So, today's list is a few things I miss. As with all of the Friday lists, this is not complete, there is no particular order and I reserve the right to add to, take away or amend items at any time. Check out my list and then make your own. You could even use some time this weekend to bore your children or some friends with your list. I'm hoping to use mine for a couple of pleasant day dreams (and then I'll go over it again with my kids).
THINGS I MISS:
- Screen doors on houses (that are missing the paint right around the handle) and squeak a little bit and make a loud bang when they are let go.
- Cabooses. Apparently they held no real importance, but they meant a lot to me. They helped make sense of things and helped us all know that things were in order.
- Footies with balls on the back and white Adidas with royal blue stripes.

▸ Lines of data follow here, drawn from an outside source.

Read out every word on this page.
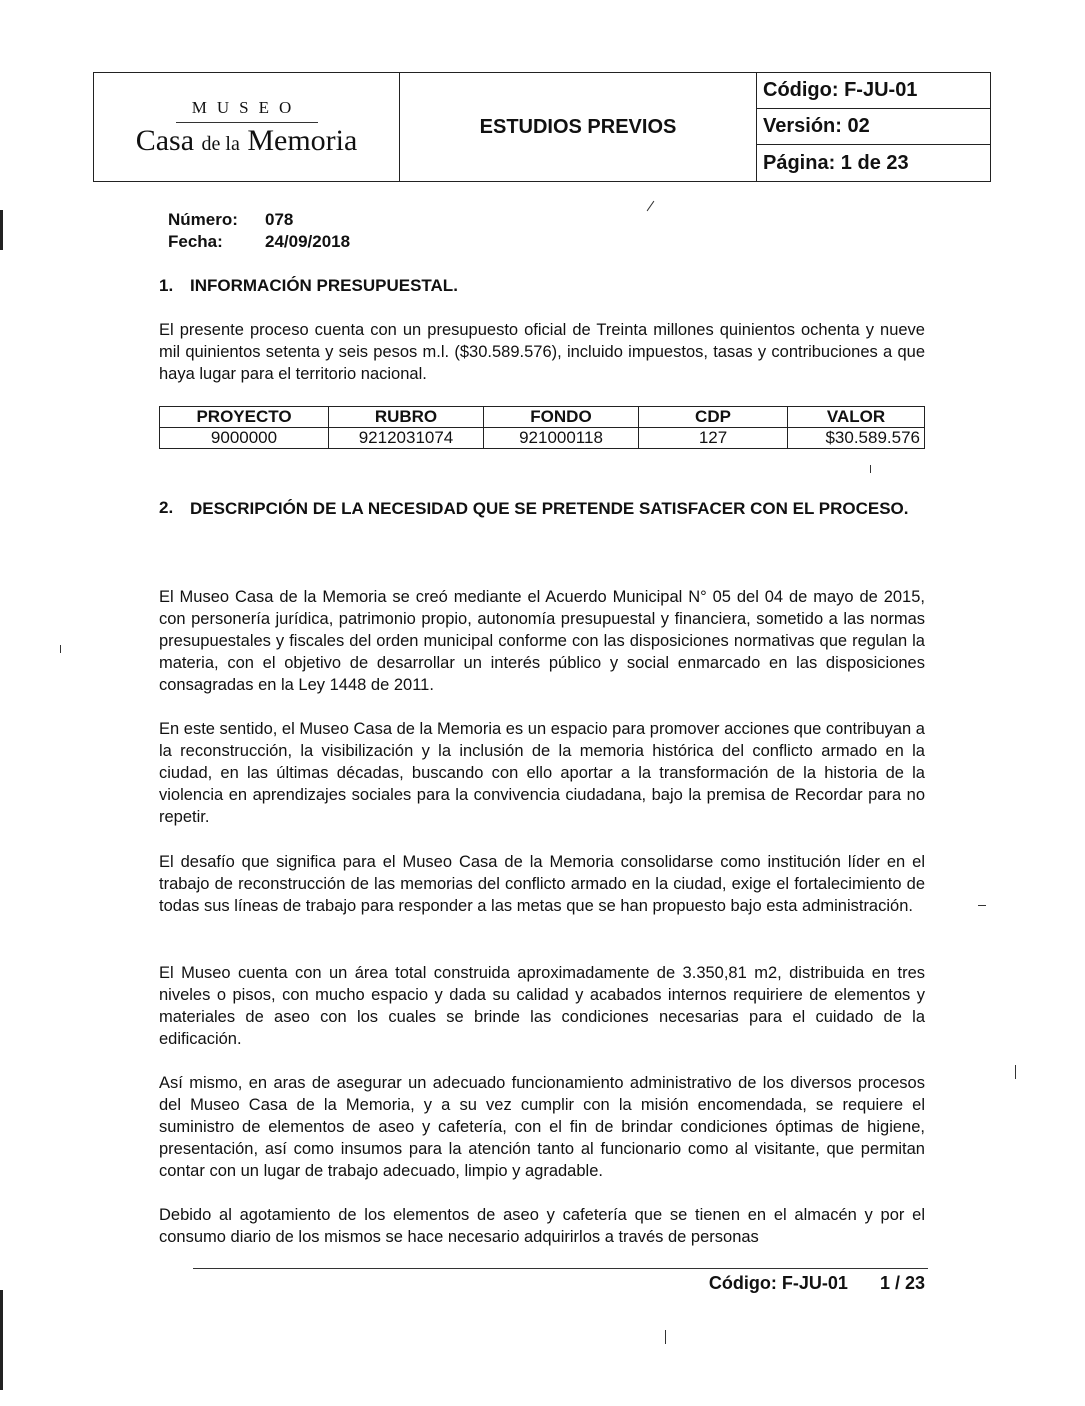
MUSEO
Casa de la Memoria	ESTUDIOS PREVIOS
Código: F-JU-01
Versión: 02
Página: 1 de 23
Número: 078
Fecha: 24/09/2018
1. INFORMACIÓN PRESUPUESTAL.
El presente proceso cuenta con un presupuesto oficial de Treinta millones quinientos ochenta y nueve mil quinientos setenta y seis pesos m.l. ($30.589.576), incluido impuestos, tasas y contribuciones a que haya lugar para el territorio nacional.
PROYECTO	RUBRO	FONDO	CDP	VALOR
9000000	9212031074	921000118	127	$30.589.576
2. DESCRIPCIÓN DE LA NECESIDAD QUE SE PRETENDE SATISFACER CON EL PROCESO.
El Museo Casa de la Memoria se creó mediante el Acuerdo Municipal N° 05 del 04 de mayo de 2015, con personería jurídica, patrimonio propio, autonomía presupuestal y financiera, sometido a las normas presupuestales y fiscales del orden municipal conforme con las disposiciones normativas que regulan la materia, con el objetivo de desarrollar un interés público y social enmarcado en las disposiciones consagradas en la Ley 1448 de 2011.
En este sentido, el Museo Casa de la Memoria es un espacio para promover acciones que contribuyan a la reconstrucción, la visibilización y la inclusión de la memoria histórica del conflicto armado en la ciudad, en las últimas décadas, buscando con ello aportar a la transformación de la historia de la violencia en aprendizajes sociales para la convivencia ciudadana, bajo la premisa de Recordar para no repetir.
El desafío que significa para el Museo Casa de la Memoria consolidarse como institución líder en el trabajo de reconstrucción de las memorias del conflicto armado en la ciudad, exige el fortalecimiento de todas sus líneas de trabajo para responder a las metas que se han propuesto bajo esta administración.
El Museo cuenta con un área total construida aproximadamente de 3.350,81 m2, distribuida en tres niveles o pisos, con mucho espacio y dada su calidad y acabados internos requiriere de elementos y materiales de aseo con los cuales se brinde las condiciones necesarias para el cuidado de la edificación.
Así mismo, en aras de asegurar un adecuado funcionamiento administrativo de los diversos procesos del Museo Casa de la Memoria, y a su vez cumplir con la misión encomendada, se requiere el suministro de elementos de aseo y cafetería, con el fin de brindar condiciones óptimas de higiene, presentación, así como insumos para la atención tanto al funcionario como al visitante, que permitan contar con un lugar de trabajo adecuado, limpio y agradable.
Debido al agotamiento de los elementos de aseo y cafetería que se tienen en el almacén y por el consumo diario de los mismos se hace necesario adquirirlos a través de personas
Código: F-JU-01 1 / 23
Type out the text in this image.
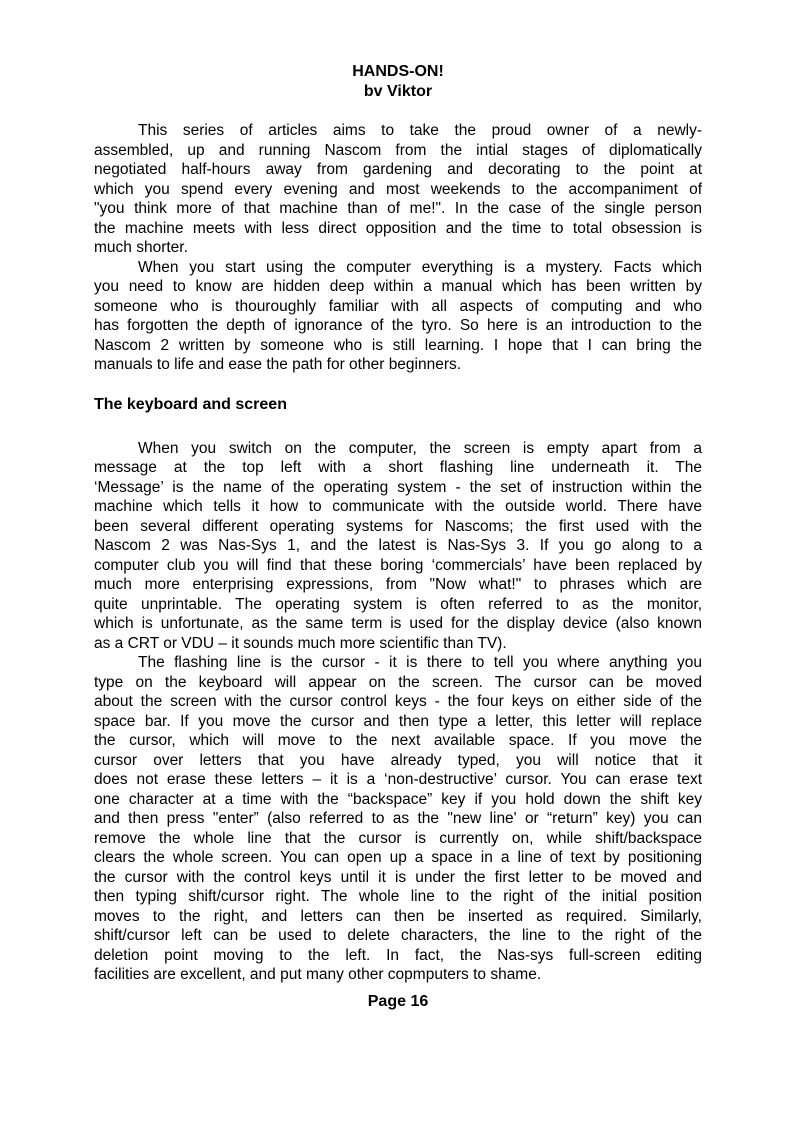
HANDS-ON!
bv Viktor
This series of articles aims to take the proud owner of a newly-
assembled, up and running Nascom from the intial stages of diplomatically
negotiated half-hours away from gardening and decorating to the point at
which you spend every evening and most weekends to the accompaniment of
"you think more of that machine than of me!". In the case of the single person
the machine meets with less direct opposition and the time to total obsession is
much shorter.
When you start using the computer everything is a mystery. Facts which
you need to know are hidden deep within a manual which has been written by
someone who is thouroughly familiar with all aspects of computing and who
has forgotten the depth of ignorance of the tyro. So here is an introduction to the
Nascom 2 written by someone who is still learning. I hope that I can bring the
manuals to life and ease the path for other beginners.
The keyboard and screen
When you switch on the computer, the screen is empty apart from a
message at the top left with a short flashing line underneath it. The
‘Message’ is the name of the operating system - the set of instruction within the
machine which tells it how to communicate with the outside world. There have
been several different operating systems for Nascoms; the first used with the
Nascom 2 was Nas-Sys 1, and the latest is Nas-Sys 3. If you go along to a
computer club you will find that these boring ‘commercials’ have been replaced by
much more enterprising expressions, from "Now what!" to phrases which are
quite unprintable. The operating system is often referred to as the monitor,
which is unfortunate, as the same term is used for the display device (also known
as a CRT or VDU – it sounds much more scientific than TV).
The flashing line is the cursor - it is there to tell you where anything you
type on the keyboard will appear on the screen. The cursor can be moved
about the screen with the cursor control keys - the four keys on either side of the
space bar. If you move the cursor and then type a letter, this letter will replace
the cursor, which will move to the next available space. If you move the
cursor over letters that you have already typed, you will notice that it
does not erase these letters – it is a ‘non-destructive’ cursor. You can erase text
one character at a time with the “backspace” key if you hold down the shift key
and then press "enter” (also referred to as the "new line' or “return” key) you can
remove the whole line that the cursor is currently on, while shift/backspace
clears the whole screen. You can open up a space in a line of text by positioning
the cursor with the control keys until it is under the first letter to be moved and
then typing shift/cursor right. The whole line to the right of the initial position
moves to the right, and letters can then be inserted as required. Similarly,
shift/cursor left can be used to delete characters, the line to the right of the
deletion point moving to the left. In fact, the Nas-sys full-screen editing
facilities are excellent, and put many other copmputers to shame.
Page 16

- Eating fruit at the 'right' times. I liked it when it was special to eat a watermelon, a peach or a tomato and you had to eat them when they were grown. I know in my heart that I haven't tasted as good a piece of fruit in my adulthood as I tasted in my childhood. It has been suggested that perhaps I am remembering it with fondness, recalling other feelings that went along with the eating of the fruit. No way - they tasted better. I hate to sound like Andy Rooney, but I'm just right about this.

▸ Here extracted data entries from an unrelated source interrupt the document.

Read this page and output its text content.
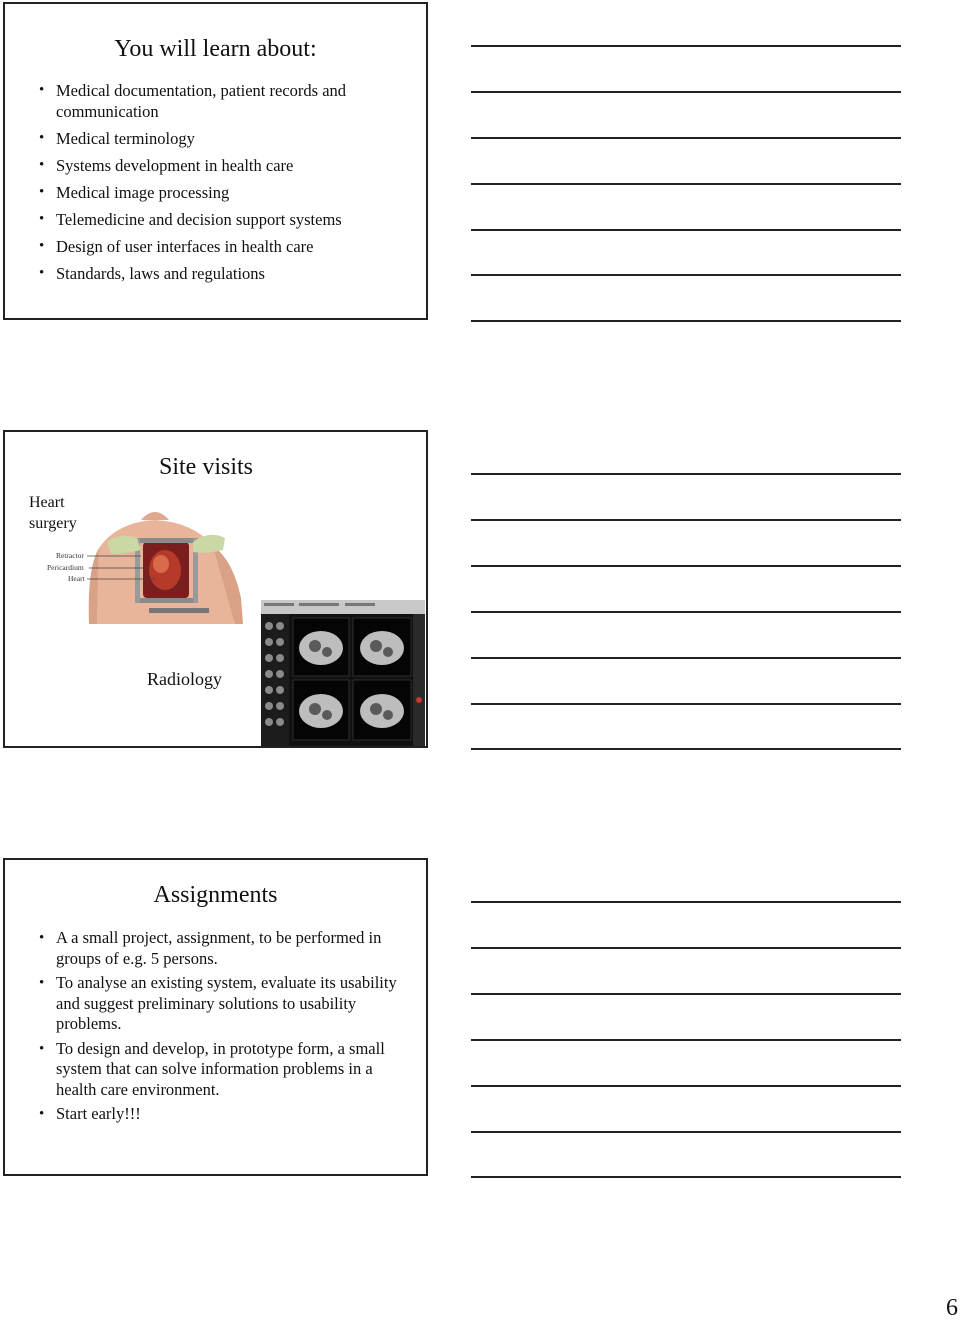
You will learn about:
• Medical documentation, patient records and communication
• Medical terminology
• Systems development in health care
• Medical image processing
• Telemedicine and decision support systems
• Design of user interfaces in health care
• Standards, laws and regulations
Site visits
Heart surgery
Retractor
Pericardium
Heart
Radiology
Assignments
• A a small project, assignment, to be performed in groups of e.g. 5 persons.
• To analyse an existing system, evaluate its usability and suggest preliminary solutions to usability problems.
• To design and develop, in prototype form, a small system that can solve information problems in a health care environment.
• Start early!!!
6
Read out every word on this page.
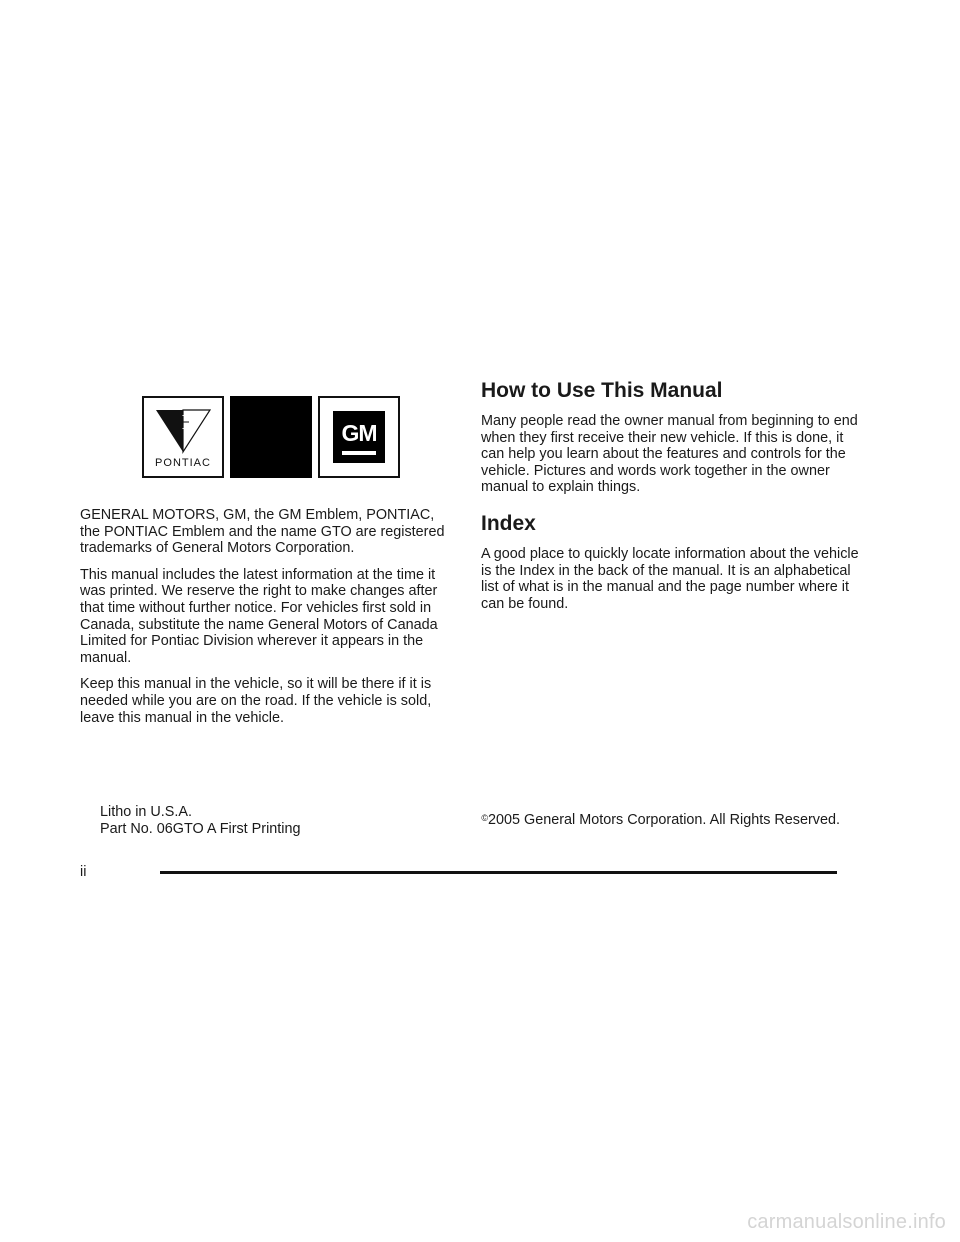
PONTIAC
GM

GENERAL MOTORS, GM, the GM Emblem, PONTIAC, the PONTIAC Emblem and the name GTO are registered trademarks of General Motors Corporation.

This manual includes the latest information at the time it was printed. We reserve the right to make changes after that time without further notice. For vehicles first sold in Canada, substitute the name General Motors of Canada Limited for Pontiac Division wherever it appears in the manual.

Keep this manual in the vehicle, so it will be there if it is needed while you are on the road. If the vehicle is sold, leave this manual in the vehicle.

How to Use This Manual

Many people read the owner manual from beginning to end when they first receive their new vehicle. If this is done, it can help you learn about the features and controls for the vehicle. Pictures and words work together in the owner manual to explain things.

Index

A good place to quickly locate information about the vehicle is the Index in the back of the manual. It is an alphabetical list of what is in the manual and the page number where it can be found.

Litho in U.S.A.
Part No. 06GTO A First Printing
©2005 General Motors Corporation. All Rights Reserved.
ii
carmanualsonline.info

- The little corner booths in the front of Pizza Huts. If you don't know what I'm talking about, my thoughts are with you. I'm sorry, but you haven't truly lived. I can think of nothing that feels quite like getting to the Pizza Hut and realizing that one of the two booths was open and you and your sister were going to get it - nothing. There wasn't a ton of wiggle room, but the pizza definitely tasted better in that spot. It did.
- Strumming a tennis racket and singing along, while performing a rousing rendition of "Crazy Horses" by the Osmond Brothers. Guitar Hero? Whatever.

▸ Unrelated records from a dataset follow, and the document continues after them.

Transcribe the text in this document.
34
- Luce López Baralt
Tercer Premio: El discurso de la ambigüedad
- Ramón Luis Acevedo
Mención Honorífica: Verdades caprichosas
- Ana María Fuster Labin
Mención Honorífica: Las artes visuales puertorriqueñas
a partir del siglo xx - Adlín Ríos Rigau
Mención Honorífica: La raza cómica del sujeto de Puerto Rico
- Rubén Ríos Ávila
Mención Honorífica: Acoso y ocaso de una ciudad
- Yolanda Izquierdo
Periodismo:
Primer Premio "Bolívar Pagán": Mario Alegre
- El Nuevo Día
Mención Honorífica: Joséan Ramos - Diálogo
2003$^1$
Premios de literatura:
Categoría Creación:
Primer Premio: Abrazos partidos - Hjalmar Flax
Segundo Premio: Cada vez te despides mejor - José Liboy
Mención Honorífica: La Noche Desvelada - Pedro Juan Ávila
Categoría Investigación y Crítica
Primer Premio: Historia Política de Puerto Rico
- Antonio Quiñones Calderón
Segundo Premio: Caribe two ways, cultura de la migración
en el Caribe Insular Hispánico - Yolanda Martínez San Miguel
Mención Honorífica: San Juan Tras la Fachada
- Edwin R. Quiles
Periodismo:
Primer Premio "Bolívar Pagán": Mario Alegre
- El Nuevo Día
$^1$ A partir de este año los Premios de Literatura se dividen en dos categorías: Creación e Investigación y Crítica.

- Going to people's houses and looking up on top of their refrigerator and seeing that shiny cool Charles Chips tin. What happened to those?
- Those nice men (usually there was one in each church or sitting by the door at a gas station) who gave you a nickel or a dime or a quarter. I think some of them gave away a piece of hard candy. They were nice and said, "Here, get you something nice with this." Somehow, they weren't creepy and everybody loved them. They were always prepared; and lots of times, you could hear the coins jingling when they reached into the pocket. Some of them had side talents to go along with the gift, like talking like a duck or pulling the coin out of your ear or repeating long tongue twisters.
- The slide at "Wheeler Park" in Douglas, Georgia (where my grandparents lived). It was at least five million four thousand two hundred and thirty six feet high and was undoubtedly the coolest piece of play equipment ever invented. I count myself among the few, the proud, the privileged ones that got to spend afternoons on that skyscraping edifice before sensibility came into play. If there was a slide like that today, I'm afraid I would see children harnessed to their mothers and being brought down slowly, one child per two minute period. Never will there be a cooler thing. If I knew where that slide was, I believe I'd buy it and put it in my yard as art. And if it has been melted down for the metal, I hope I never find out about it.
- Walking home from school. I did not walk home from school uphill both ways in the snow. I did not carry a tuba. I just headed out of the back of Gaines School, loitered a bit on the playground, met with other kids, cut through the woods that went from the road behind the school to our neighborhood and meandered along home. Ponderosa Drive was a long, winding hill and what started as a loose gang of twenty or so kids, eventually wound down to just a few. Sometimes we laughed and talked. Sometimes one person was mad at another. One time we saw a dog get hit in front of the Tumlin's and helped wait with the injured dog until a vet arrived. Sometimes we might stop at someone else's house to look at something or have a snack or watch tv and sometimes we might just walk straight home. No parents were involved. No worried grown ups watched us from behind trees; we just walked along. We were learning about what to do on our own. I guess we must have had to hurry some times, but I can't remember that. It all seemed kind of slow. I'm thankful, and I wish my kids got to do it, too.